2. Up until the 50s America did not seek out oil from any other countries. We mined enough oil to satisfy our need, thanks to huge oil deposits in Texas and Alaska. Now we can argue that we shouldn't have been using oil in the first place, but that was covered in point 1. Post WWII came an industrial leisure boom, where Americans had more money than ever to spend on ever more wastfull things, INCLUDING, the newly marketed, luxury car. With every American wanting these gas guzzling, tin lizzies, we needed more oil than ever. The problem was, we just couldn't produce enough for ourselves. The topic of post WWII consuption was briefly covered in one of my last 2 entries. I should go on in detail about my feelings of the false American Dream (especially in a post WWII context), but I'll leave that for later. Back to our insatiable need for oil. Where did we look (besides the ocean), the middle east. Prior to this point, we didn't deal with the middle east that much. We did some small time trading with them, but nothing big. We could live without them and visa versa. It wasn't until we needed their oil to keep our country running and they needed our money to keep their boigois comfortable that we began the mutually destructive relationship that has led to what happened on 9/11. Ok, I've made a huge leap there, but I think it follows without missing a beat. Almost all of the middle east's hatred towards us surounds our buttin in to their affairs. If we hadn't and didn't but into our affairs, they'd probably still not like us, but they wouldn't be openly trying to attack us... because, remember, to them, these are not attacks, they are in defense. Defense of us telling them how to live. Whether we're right or wrong is irrelivant to this argument. And our sole interest in the middle east, is oil.

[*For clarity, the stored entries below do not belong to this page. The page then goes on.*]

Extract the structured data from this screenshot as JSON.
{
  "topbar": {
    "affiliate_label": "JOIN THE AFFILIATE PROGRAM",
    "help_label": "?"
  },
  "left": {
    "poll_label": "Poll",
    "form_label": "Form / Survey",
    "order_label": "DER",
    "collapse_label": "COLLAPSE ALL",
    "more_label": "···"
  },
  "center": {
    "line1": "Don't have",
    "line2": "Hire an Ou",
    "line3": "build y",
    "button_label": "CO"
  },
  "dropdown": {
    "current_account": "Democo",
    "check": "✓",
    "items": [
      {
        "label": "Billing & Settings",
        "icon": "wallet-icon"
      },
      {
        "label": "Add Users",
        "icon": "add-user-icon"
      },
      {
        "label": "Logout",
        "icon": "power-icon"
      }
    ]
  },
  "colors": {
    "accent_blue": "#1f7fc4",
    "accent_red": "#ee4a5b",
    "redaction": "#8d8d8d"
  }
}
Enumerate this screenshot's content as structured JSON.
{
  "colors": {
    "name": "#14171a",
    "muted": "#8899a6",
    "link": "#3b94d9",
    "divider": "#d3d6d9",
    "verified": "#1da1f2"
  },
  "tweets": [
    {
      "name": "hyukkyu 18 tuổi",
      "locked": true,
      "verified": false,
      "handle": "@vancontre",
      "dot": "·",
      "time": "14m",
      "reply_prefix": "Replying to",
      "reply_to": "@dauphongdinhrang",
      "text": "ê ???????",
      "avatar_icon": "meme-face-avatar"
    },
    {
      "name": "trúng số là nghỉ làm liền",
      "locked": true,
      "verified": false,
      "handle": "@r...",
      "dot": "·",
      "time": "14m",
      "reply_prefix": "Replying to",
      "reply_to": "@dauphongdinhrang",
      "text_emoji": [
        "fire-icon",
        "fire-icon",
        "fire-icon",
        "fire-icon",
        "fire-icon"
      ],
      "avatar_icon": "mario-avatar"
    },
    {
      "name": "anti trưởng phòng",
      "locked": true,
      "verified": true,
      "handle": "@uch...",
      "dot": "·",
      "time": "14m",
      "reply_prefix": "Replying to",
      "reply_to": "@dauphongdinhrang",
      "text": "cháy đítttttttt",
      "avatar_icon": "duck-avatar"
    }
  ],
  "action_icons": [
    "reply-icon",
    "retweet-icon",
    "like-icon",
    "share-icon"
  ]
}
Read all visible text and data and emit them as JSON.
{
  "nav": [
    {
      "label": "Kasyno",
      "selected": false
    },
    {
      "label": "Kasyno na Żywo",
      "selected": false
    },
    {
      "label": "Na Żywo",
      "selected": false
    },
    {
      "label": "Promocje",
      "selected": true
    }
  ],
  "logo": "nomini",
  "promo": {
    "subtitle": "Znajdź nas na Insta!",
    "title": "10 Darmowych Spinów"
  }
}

So lets summarize. Had we chosen, or been wise enough to forsee the problems with choosing oil as our fuel dejour, we would not be here. Had we seen the problems with overconsuption and done something about it before needing to strip the world of its oil, we wouldn't be here. Where's here? A world where entire cities and countries are having to abandon their islands because rising water levels are threatening their lives. A world where America believes it is the moral/economic elite and the rest of the world wants nothing more than to be rid of us and shove our elitism back in our faces.

Finally, I want to post the question of whether we COULD have predicted this, and whether predicting it would have made a difference. What DROVE this whole thing. Money. Rockerfeller, owner of Standard Oil was the riches man in America. Many others followed. If there's one thing money CAN buy, its power and influence. Once people saw how much money could be made, no one could stop it. We were ENCOURAGED to consume as much oil, and as much everything we could find, as much as possible. By consuming, we stimulated the economy, making the rich richer, and the middle class richer (via trickle down economics) and the poor... well, they remained poor, only relatively more so. Had we know OIL would cause this much damage, nothing would have changed. By example, look at cigarettes. The 'experts' have known for 50 years how bad it is, but they also knew how much money could be made, and that proved more important.

On a seperate note, I started thinking about how I learn the most by linking things I'm learning that may appear unrelated. This made me think that we should be on the look-out for lessons such as we should have (and be) learning from our consumption illness which has brought about our current pestilance. I am reminded of the NASA programmers who, upon finding a bug, to intensive research into how that bug was introduced in the first place, and more importantly, how it was missed. They use that information to try and find other bugs they may have introduced or missed in similar fashions. We too can learn from our mistakes in this way. Its all probably academic though... few things change.